Re: [PATCH v1 02/14] iommufd: Add nesting related data structures for ARM SMMUv3

From: Jean-Philippe Brucker
Date: Thu Mar 09 2023 - 08:42:48 EST


Hi Nicolin,

On Thu, Mar 09, 2023 at 02:53:38AM -0800, Nicolin Chen wrote:
> Add the following data structures for corresponding ioctls:
> iommu_hwpt_arm_smmuv3 => IOMMUFD_CMD_HWPT_ALLOC
> iommu_hwpt_invalidate_arm_smmuv3 => IOMMUFD_CMD_HWPT_INVALIDATE
>
> Also, add IOMMU_HW_INFO_TYPE_ARM_SMMUV3 and IOMMU_PGTBL_TYPE_ARM_SMMUV3_S1
> to the header and corresponding type/size arrays.
>
> Signed-off-by: Nicolin Chen <nicolinc@xxxxxxxxxx>

> +/**
> + * struct iommu_hwpt_arm_smmuv3 - ARM SMMUv3 specific page table data
> + *
> + * @flags: page table entry attributes
> + * @s2vmid: Virtual machine identifier
> + * @s1ctxptr: Stage-1 context descriptor pointer
> + * @s1cdmax: Number of CDs pointed to by s1ContextPtr
> + * @s1fmt: Stage-1 Format
> + * @s1dss: Default substream
> + */
> +struct iommu_hwpt_arm_smmuv3 {
> +#define IOMMU_SMMUV3_FLAG_S2 (1 << 0) /* if unset, stage-1 */

I don't understand the purpose of this flag, since the structure only
provides stage-1 configuration fields

> +#define IOMMU_SMMUV3_FLAG_VMID (1 << 1) /* vmid override */

Doesn't this break isolation? The VMID space is global for the SMMU, so
the guest could access cached mappings of another device

> + __u64 flags;
> + __u32 s2vmid;
> + __u32 __reserved;
> + __u64 s1ctxptr;
> + __u64 s1cdmax;
> + __u64 s1fmt;
> + __u64 s1dss;
> +};
> +


> +/**
> + * struct iommu_hwpt_invalidate_arm_smmuv3 - ARM SMMUv3 cahce invalidation info
> + * @flags: boolean attributes of cache invalidation command
> + * @opcode: opcode of cache invalidation command
> + * @ssid: SubStream ID
> + * @granule_size: page/block size of the mapping in bytes
> + * @range: IOVA range to invalidate
> + */
> +struct iommu_hwpt_invalidate_arm_smmuv3 {
> +#define IOMMU_SMMUV3_CMDQ_TLBI_VA_LEAF (1 << 0)
> + __u64 flags;
> + __u8 opcode;
> + __u8 padding[3];
> + __u32 asid;
> + __u32 ssid;
> + __u32 granule_size;
> + struct iommu_iova_range range;
> +};

Although we can keep the alloc and hardware info separate for each IOMMU
architecture, we should try to come up with common invalidation methods.

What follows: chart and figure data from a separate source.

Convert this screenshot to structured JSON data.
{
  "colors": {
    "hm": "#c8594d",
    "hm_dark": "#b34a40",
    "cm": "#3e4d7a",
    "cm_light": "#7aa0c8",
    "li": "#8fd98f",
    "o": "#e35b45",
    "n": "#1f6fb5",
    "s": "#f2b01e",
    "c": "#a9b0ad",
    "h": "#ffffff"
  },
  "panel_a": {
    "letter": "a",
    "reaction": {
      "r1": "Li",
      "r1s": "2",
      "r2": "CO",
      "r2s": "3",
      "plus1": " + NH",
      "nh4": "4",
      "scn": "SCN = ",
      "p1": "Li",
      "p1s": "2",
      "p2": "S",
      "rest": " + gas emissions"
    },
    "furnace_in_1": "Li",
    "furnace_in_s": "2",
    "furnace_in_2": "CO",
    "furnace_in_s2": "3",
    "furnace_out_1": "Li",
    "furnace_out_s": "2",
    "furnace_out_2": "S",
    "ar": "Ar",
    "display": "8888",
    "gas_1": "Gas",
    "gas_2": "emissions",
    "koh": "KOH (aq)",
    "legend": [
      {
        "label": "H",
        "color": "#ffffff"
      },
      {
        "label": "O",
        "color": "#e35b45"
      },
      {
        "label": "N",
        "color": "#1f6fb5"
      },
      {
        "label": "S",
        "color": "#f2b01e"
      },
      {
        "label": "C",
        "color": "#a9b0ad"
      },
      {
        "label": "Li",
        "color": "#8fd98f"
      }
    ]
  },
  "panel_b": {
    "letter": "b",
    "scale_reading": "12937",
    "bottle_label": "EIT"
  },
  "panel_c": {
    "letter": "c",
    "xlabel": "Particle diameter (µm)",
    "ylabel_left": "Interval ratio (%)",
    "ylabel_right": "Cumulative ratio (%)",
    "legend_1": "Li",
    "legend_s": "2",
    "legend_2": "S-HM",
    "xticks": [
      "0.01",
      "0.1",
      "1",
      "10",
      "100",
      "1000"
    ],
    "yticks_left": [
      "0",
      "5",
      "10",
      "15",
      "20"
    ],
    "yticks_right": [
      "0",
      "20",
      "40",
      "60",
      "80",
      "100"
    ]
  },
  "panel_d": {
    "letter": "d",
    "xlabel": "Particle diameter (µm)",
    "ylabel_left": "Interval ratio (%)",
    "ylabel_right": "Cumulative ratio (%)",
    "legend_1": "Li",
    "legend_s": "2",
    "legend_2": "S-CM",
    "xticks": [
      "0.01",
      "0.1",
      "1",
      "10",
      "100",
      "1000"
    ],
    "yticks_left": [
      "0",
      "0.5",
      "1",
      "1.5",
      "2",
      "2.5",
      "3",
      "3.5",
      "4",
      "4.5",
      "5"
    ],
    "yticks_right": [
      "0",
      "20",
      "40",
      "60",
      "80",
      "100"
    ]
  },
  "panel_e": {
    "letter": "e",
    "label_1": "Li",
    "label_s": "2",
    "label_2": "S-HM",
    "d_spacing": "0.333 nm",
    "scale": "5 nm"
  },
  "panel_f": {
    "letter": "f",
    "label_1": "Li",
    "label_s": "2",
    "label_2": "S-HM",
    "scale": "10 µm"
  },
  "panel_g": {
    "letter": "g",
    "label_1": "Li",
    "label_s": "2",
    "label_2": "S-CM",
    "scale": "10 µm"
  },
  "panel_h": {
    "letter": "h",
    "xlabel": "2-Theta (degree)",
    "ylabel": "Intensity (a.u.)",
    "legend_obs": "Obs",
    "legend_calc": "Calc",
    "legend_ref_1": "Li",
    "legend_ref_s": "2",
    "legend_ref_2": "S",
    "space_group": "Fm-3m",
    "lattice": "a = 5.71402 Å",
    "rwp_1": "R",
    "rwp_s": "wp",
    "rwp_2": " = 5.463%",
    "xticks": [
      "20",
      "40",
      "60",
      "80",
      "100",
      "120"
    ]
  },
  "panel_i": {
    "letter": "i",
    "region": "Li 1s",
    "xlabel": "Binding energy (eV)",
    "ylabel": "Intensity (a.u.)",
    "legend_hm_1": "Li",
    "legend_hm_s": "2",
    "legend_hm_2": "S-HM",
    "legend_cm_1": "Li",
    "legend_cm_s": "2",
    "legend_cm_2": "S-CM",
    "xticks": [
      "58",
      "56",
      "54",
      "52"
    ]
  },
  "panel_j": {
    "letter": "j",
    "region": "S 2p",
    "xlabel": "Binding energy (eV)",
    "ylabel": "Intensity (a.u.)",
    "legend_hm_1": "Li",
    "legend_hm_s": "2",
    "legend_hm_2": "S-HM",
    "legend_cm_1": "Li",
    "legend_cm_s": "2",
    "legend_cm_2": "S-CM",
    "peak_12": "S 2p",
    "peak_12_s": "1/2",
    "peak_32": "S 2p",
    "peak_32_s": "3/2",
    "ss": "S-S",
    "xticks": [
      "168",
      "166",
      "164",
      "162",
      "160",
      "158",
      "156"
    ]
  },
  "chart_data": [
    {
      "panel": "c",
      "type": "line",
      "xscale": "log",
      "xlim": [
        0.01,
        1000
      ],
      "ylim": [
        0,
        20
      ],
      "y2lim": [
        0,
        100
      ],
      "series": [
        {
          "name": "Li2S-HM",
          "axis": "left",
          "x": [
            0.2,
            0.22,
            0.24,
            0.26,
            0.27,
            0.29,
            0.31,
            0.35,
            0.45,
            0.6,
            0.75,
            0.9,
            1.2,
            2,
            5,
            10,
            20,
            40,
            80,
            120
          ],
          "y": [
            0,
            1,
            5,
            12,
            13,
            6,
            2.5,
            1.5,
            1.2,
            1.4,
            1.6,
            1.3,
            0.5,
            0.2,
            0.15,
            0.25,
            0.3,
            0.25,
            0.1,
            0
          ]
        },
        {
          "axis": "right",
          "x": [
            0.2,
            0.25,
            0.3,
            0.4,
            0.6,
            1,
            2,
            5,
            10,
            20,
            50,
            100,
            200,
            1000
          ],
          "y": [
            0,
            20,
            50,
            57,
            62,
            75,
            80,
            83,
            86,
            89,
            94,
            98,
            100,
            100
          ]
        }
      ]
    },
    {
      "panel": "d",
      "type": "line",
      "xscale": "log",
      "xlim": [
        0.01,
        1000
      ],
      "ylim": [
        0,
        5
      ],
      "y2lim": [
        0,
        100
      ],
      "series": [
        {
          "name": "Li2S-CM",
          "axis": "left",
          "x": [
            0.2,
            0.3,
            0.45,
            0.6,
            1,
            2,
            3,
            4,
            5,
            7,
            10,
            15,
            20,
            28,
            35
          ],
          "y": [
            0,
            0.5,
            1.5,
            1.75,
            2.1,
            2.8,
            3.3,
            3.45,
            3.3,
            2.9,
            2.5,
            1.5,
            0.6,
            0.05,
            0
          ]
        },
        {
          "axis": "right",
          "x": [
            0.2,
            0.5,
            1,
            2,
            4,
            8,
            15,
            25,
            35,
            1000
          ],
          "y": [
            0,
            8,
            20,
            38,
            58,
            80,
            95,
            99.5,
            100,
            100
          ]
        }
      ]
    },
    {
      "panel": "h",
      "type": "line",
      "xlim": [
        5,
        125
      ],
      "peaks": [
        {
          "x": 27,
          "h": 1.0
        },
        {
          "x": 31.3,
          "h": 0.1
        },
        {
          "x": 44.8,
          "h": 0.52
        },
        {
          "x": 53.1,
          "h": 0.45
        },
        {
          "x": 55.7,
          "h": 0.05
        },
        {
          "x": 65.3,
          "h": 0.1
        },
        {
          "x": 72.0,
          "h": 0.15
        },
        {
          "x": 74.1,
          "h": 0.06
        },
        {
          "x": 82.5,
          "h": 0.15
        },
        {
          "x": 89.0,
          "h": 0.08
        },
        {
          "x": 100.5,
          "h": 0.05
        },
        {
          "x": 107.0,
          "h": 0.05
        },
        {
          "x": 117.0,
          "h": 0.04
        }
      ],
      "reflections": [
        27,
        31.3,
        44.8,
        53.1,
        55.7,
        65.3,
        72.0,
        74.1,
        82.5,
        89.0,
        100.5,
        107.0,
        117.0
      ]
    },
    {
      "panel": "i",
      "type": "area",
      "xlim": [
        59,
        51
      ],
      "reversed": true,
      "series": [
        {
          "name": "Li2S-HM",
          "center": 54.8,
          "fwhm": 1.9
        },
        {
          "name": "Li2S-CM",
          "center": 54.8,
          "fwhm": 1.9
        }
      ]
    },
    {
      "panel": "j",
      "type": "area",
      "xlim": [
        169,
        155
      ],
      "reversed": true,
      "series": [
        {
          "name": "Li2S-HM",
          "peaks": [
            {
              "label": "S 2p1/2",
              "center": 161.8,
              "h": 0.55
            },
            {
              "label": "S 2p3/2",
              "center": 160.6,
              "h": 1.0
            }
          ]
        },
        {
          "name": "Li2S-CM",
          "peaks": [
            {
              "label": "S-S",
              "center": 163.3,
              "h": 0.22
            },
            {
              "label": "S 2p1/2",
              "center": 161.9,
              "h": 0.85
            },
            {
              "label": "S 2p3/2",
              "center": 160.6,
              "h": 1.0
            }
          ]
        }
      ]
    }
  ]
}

It matters because things like vSVA, or just efficient dynamic mappings,
will require optimal invalidation latency. A paravirtual interface like
vhost-iommu can help with that, as the host kernel will handle guest
invalidations directly instead of doing a round-trip to host userspace
(and we'll likely want the same path for PRI.)

Supporting HW page tables for a common PV IOMMU does require some
architecture-specific knowledge, but invalidation messages contain roughly
the same information on all architectures. The PV IOMMU won't include
command opcodes for each possible architecture if one generic command does
the same job.

Ideally I'd like something like this for vhost-iommu:

* slow path through userspace for complex requests like attach-table and
probe, where the VMM can decode arch-specific information and translate
them to iommufd and vhost-iommu ioctls to update the configuration.

* fast path within the kernel for performance-critical requests like
invalidate, page request and response. It would be absurd for the
vhost-iommu driver to translate generic invalidation requests from the
guest into arch-specific commands with special opcodes, when the next
step is calling the IOMMU driver which does that for free.

During previous discussions we came up with generic invalidations that
could fit both Arm and x86 [1][2]. The only difference was the ASID
(called archid/id in those proposals) which VT-d didn't need. Could we try
to build on that?

[1] https://elixir.bootlin.com/linux/v5.17/source/include/uapi/linux/iommu.h#L161
[2] https://lists.oasis-open.org/archives/virtio-dev/202102/msg00014.html

Thanks,
Jean